Fathers are now such a fixture in delivery rooms, it is easy to forget that this is only a recent development, extending back less than 40 years. It is difficult to fathom why they were excluded, since their presence is so valuable. They can help in a myriad of practical ways, sponging a forehead, spooning ice chips, holding a leg during pushing. However, their primary contribution comes in emotional support. They don’t call it labor for nothing, and encouragement and comfort are invaluable during the hours that labor lasts.
No one would want to go back to the days when fathers were excluded from the births of their children, but every now and then, the father poses challenges to the mother or the staff. Some fathers are not supportive, or worse, hectoring their partners or ignoring them altogether. Some fathers are drunk, or stoned, or carrying a weapon. Then there are the more delicate cases. When water became part of pain relief in labor, fathers wanted to get into the shower or the tub to offer support. That’s fine, as long as they wear a bathing suit, but not everyone remembers to put one on.
It is also possible for a father to be too helpful. That’s what happened to one of my midwife colleagues.
I was sitting at the nurses’ station filling out paperwork when the midwife came out from the room where she had just finished a delivery. Ordinarily that would not be notable, but her face was a shade of bright red, signaling profound embarrassment.
“What happened to you?” I asked.
“You’re not going to believe this,” she replied.
After a long, but uncomplicated labor, with several hours of pushing, her patient had given birth to a healthy baby boy. There had been no episiotomy. The midwife simply needed to deliver the placenta and then she could leave the couple to enjoy their new baby. The placenta took a while to detach, but the midwife was very patient, and waited for the gush of blood that heralded the detachment. After almost 20 minutes, the gush of blood came and the placenta followed shortly thereafter. Unfortunately, the blood kept gushing.

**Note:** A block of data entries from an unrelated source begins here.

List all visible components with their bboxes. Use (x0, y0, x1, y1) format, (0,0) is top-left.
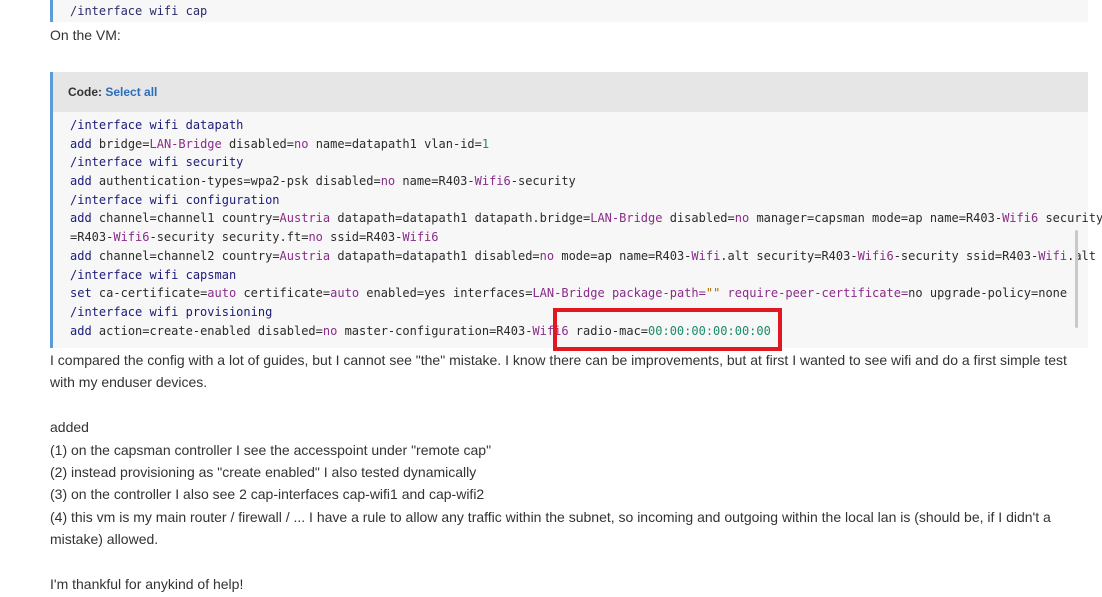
select-all-link[interactable]: Select all (105, 85, 157, 99)
code-line: /interface wifi provisioning (70, 304, 273, 319)
code-line: add bridge=LAN-Bridge disabled=no name=d… (70, 136, 490, 151)
code-body[interactable]: /interface wifi datapath add bridge=LAN-… (70, 116, 1102, 340)
intro-text: On the VM: (50, 27, 121, 43)
added-item-2: (2) instead provisioning as "create enab… (50, 464, 477, 480)
closing-text: I'm thankful for anykind of help! (50, 576, 244, 592)
code-scrollbar[interactable] (1075, 230, 1078, 328)
paragraph-1: I compared the config with a lot of guid… (50, 352, 1067, 390)
code-line: add channel=channel1 country=Austria dat… (70, 211, 1102, 226)
code-block: Code: Select all /interface wifi datapat… (50, 72, 1102, 348)
code-line: /interface wifi datapath (70, 118, 244, 132)
code-line: =R403-Wifi6-security security.ft=no ssid… (70, 230, 439, 245)
added-item-3: (3) on the controller I also see 2 cap-i… (50, 486, 485, 502)
code-header: Code: Select all (53, 72, 1088, 112)
code-label: Code: (68, 85, 102, 99)
code-line: /interface wifi configuration (70, 192, 280, 207)
code-line: add authentication-types=wpa2-psk disabl… (70, 174, 576, 189)
previous-code-line: /interface wifi cap (70, 4, 208, 18)
added-item-4: (4) this vm is my main router / firewall… (50, 509, 1051, 547)
code-line: set ca-certificate=auto certificate=auto… (70, 286, 1068, 301)
added-item-1: (1) on the capsman controller I see the … (50, 442, 492, 458)
code-line: add channel=channel2 country=Austria dat… (70, 248, 1097, 263)
code-line: add action=create-enabled disabled=no ma… (70, 323, 771, 338)
previous-code-block: /interface wifi cap (50, 0, 1088, 22)
added-label: added (50, 419, 89, 435)
code-line: /interface wifi capsman (70, 267, 237, 282)
code-line: /interface wifi security (70, 155, 244, 170)
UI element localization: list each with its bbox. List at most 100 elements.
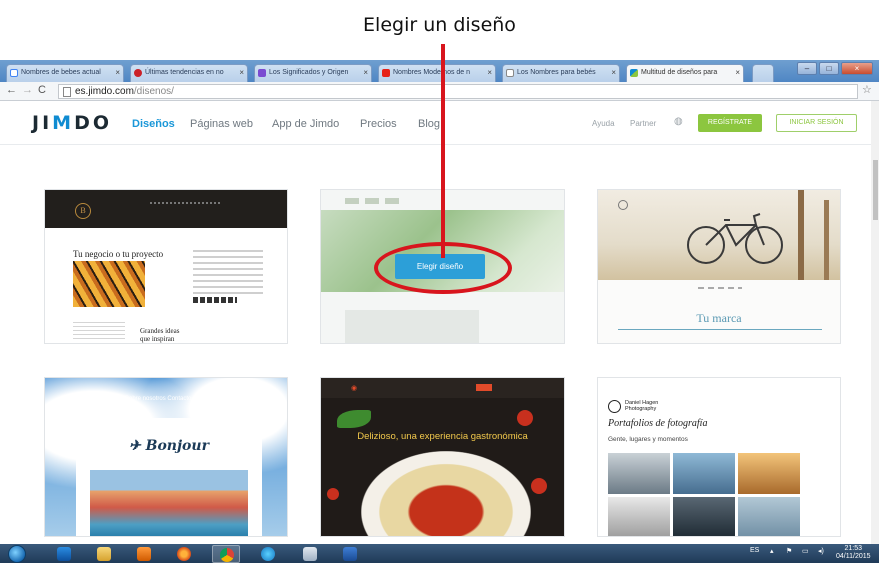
template-card-restaurant[interactable]: ◉ Delizioso, una experiencia gastronómic… — [320, 377, 565, 537]
taskbar-app[interactable] — [254, 545, 282, 563]
template-brand: Daniel Hagen Photography — [625, 400, 659, 412]
template-badge: B — [75, 203, 91, 219]
divider — [618, 329, 822, 330]
pasta-dish-image — [361, 451, 531, 536]
clock-app-icon — [261, 547, 275, 561]
nav-disenos[interactable]: Diseños — [132, 118, 175, 130]
google-icon — [10, 69, 18, 77]
photo-thumbnail — [738, 497, 800, 536]
media-icon — [137, 547, 151, 561]
pinterest-icon — [134, 69, 142, 77]
taskbar-app[interactable] — [50, 545, 78, 563]
reload-icon[interactable]: C — [38, 84, 46, 96]
taskbar-app[interactable] — [212, 545, 240, 563]
tab-tendencias[interactable]: Últimas tendencias en no × — [130, 64, 248, 82]
login-button[interactable]: INICIAR SESIÓN — [776, 114, 857, 132]
site-header: JIMDO Diseños Páginas web App de Jimdo P… — [0, 101, 879, 145]
nav-blog[interactable]: Blog — [418, 118, 440, 130]
tab-significados[interactable]: Los Significados y Origen × — [254, 64, 372, 82]
site-icon — [258, 69, 266, 77]
template-card-business[interactable]: B Tu negocio o tu proyecto Grandes ideas… — [44, 189, 288, 344]
tab-nombres-bebes[interactable]: Nombres de bebes actual × — [6, 64, 124, 82]
scrollbar-thumb[interactable] — [873, 160, 878, 220]
tab-close-icon[interactable]: × — [735, 68, 740, 77]
tab-close-icon[interactable]: × — [239, 68, 244, 77]
firefox-icon — [177, 547, 191, 561]
page-icon — [63, 87, 71, 97]
url-path: /disenos/ — [133, 86, 174, 97]
template-content-block — [345, 310, 479, 343]
back-arrow-icon[interactable]: ← — [6, 84, 17, 96]
template-text-lines — [73, 322, 125, 340]
template-nav: Sobre nosotros Contacto — [125, 396, 192, 402]
tab-close-icon[interactable]: × — [487, 68, 492, 77]
network-icon[interactable]: ▭ — [802, 547, 809, 555]
chrome-icon — [220, 548, 234, 562]
nav-app-jimdo[interactable]: App de Jimdo — [272, 118, 339, 130]
taskbar-app[interactable] — [130, 545, 158, 563]
url-domain: es.jimdo.com — [75, 86, 134, 97]
tab-nombres-para-bebes[interactable]: Los Nombres para bebés × — [502, 64, 620, 82]
taskbar-app[interactable] — [90, 545, 118, 563]
template-card-bicycle[interactable]: Tu marca — [597, 189, 841, 344]
taskbar-clock[interactable]: 21:53 04/11/2015 — [836, 545, 871, 561]
template-header: ◉ — [321, 378, 564, 398]
taskbar-app[interactable] — [170, 545, 198, 563]
maximize-icon[interactable]: □ — [819, 62, 839, 75]
camera-logo-icon — [608, 400, 621, 413]
taskbar-app[interactable] — [336, 545, 364, 563]
help-link[interactable]: Ayuda — [592, 119, 615, 128]
partner-link[interactable]: Partner — [630, 119, 656, 128]
template-title: Portafolios de fotografía — [608, 418, 708, 429]
start-button[interactable] — [8, 545, 26, 563]
screenshot: Elegir un diseño Nombres de bebes actual… — [0, 0, 879, 563]
tab-label: Los Nombres para bebés — [517, 69, 596, 76]
tab-close-icon[interactable]: × — [611, 68, 616, 77]
template-logo-icon — [618, 200, 628, 210]
globe-icon[interactable]: ◍ — [674, 116, 683, 127]
tray-arrow-icon[interactable]: ▴ — [770, 547, 774, 555]
template-title: ✈ Bonjour — [129, 438, 209, 454]
new-tab-button[interactable] — [752, 64, 774, 82]
volume-icon[interactable]: ◂) — [818, 547, 824, 555]
taskbar: ES ▴ ⚑ ▭ ◂) 21:53 04/11/2015 — [0, 544, 879, 563]
close-window-icon[interactable]: × — [841, 62, 873, 75]
template-card-photography[interactable]: Daniel Hagen Photography Portafolios de … — [597, 377, 841, 537]
tab-nombres-modernos[interactable]: Nombres Modernos de n × — [378, 64, 496, 82]
jimdo-logo[interactable]: JIMDO — [32, 112, 112, 134]
clock-date: 04/11/2015 — [836, 553, 871, 560]
tab-jimdo-disenos[interactable]: Multitud de diseños para × — [626, 64, 744, 83]
minimize-icon[interactable]: – — [797, 62, 817, 75]
photo-thumbnail — [673, 453, 735, 494]
nav-paginas-web[interactable]: Páginas web — [190, 118, 253, 130]
forward-arrow-icon[interactable]: → — [22, 84, 33, 96]
photo-thumbnail — [738, 453, 800, 494]
annotation-highlight-ellipse — [374, 242, 512, 294]
files-icon — [303, 547, 317, 561]
tab-close-icon[interactable]: × — [115, 68, 120, 77]
language-indicator[interactable]: ES — [750, 547, 759, 554]
address-bar-row: ← → C es.jimdo.com/disenos/ ☆ — [0, 82, 879, 101]
register-button[interactable]: REGÍSTRATE — [698, 114, 762, 132]
template-subtitle: Gente, lugares y momentos — [608, 436, 688, 443]
photo-grid — [608, 453, 800, 536]
window-controls: – □ × — [797, 62, 873, 76]
template-brand: Tu marca — [696, 311, 742, 325]
photo-thumbnail — [608, 453, 670, 494]
flag-icon[interactable]: ⚑ — [786, 547, 792, 555]
bookmark-star-icon[interactable]: ☆ — [862, 83, 872, 96]
tab-close-icon[interactable]: × — [363, 68, 368, 77]
tab-label: Nombres de bebes actual — [21, 69, 101, 76]
logo-mark: M — [52, 112, 75, 134]
template-tagline: Delizioso, una experiencia gastronómica — [357, 431, 528, 442]
taskbar-app[interactable] — [296, 545, 324, 563]
clock-time: 21:53 — [844, 545, 863, 552]
page-icon — [506, 69, 514, 77]
template-logo-icon: ◉ — [351, 385, 358, 392]
template-card-travel[interactable]: Sobre nosotros Contacto ✈ Bonjour — [44, 377, 288, 537]
tab-label: Los Significados y Origen — [269, 69, 349, 76]
tomato-image — [517, 410, 533, 426]
bicycle-illustration — [687, 190, 829, 280]
nav-precios[interactable]: Precios — [360, 118, 397, 130]
url-input[interactable]: es.jimdo.com/disenos/ — [58, 84, 858, 99]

The midwife palpated her patient’s uterus. As she suspected, it was not contracting firmly, probably because of the protracted labor, a risk factor for hemorrhage. She massaged the uterus, and asked for pitocin to be placed in the patient’s IV. Then, wishing to employ natural methods as well, she explained to the patient that putting the baby to her breast would stimulate the release of oxytocin (natural pitocin) that would help stop the bleeding.
As the mother put the baby to her breast, the father cheerfully offered: “I’ll help, too!”
Before the midwife could explain that that wouldn’t be necessary, the father was suckling his wife’s other breast.
The midwife was mortified.
“It’s fine now,” she pointed out. “The bleeding stopped after the uterine massage and the pitocin. You don’t need to continue; nothing more is needed.”
“Don’t worry,” the husband replied. “It’s no bother. I do this all the time anyway.”
The midwife withdrew, to handle her paperwork and her embarrassment.